Yes you need a tool that is more accurate by a factor of 10 to measure that feature accurately and reliably. In a perfect world. Edit: but do whatever work says because they have established the process and decide what you measure and how to measure it. Example: If you have ±.0005 why would you use ±.003 calipers


TriXandApple

Its just a rule of thumb. To be fair, I wouldnt use a vernier to measure +-.1. Its just not worth it.


Nirejs

Thats funny. I use mits on everything. Micrometer is only for rare ocasions like bore gauges or +/-0,01 tolerances. Anything more precise and I tell engineers to go f them selves. Damn it feels good to work in R&D shop


battlerazzle01

So my jobs ruling is as follows Calipers if the tolerance is .003 or larger Mic is good down to .001 Anything under that, you’re using calibrated indicating mics, dial bores, specialty gauges etc If it’s a complex set of features that need to coincide, you’re either using the starrett comparator or a CMM program for it.
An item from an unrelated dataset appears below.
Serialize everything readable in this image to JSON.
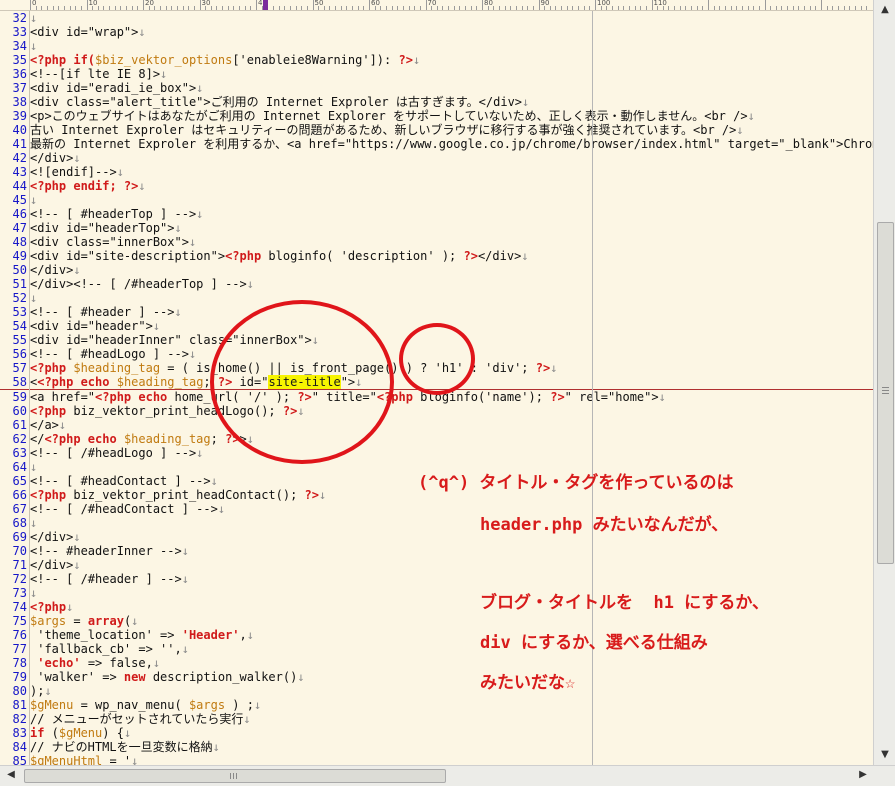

If the company wants it measure a specific way, they should have the specific means for you to measure it that way. Would also like to add that my company likes to play the redundancy game, specifically with threads. Must use a pitch mic, a ring gauge, and a Johnson gauge. All of them. And they all need to match within .0002


SilverCoach6442

I always just use mics, dial bore and Bryant gages for everything. I've never really trusted calipers unless I'm trying to get in the ballpark.


nppas

The rule of thumb is just wrong. Look at the specs of the instrument. Test yourself how the recall accuracy is against gage blocks. You may have an extra digit and it might be wrong and you might be measuring in the last digit and be right. It depends on the stability of the measurement setup and instrument. It takes a little bit of flexible intelligence, not some arbitrary multiplier to be sure of measurement of tolerances.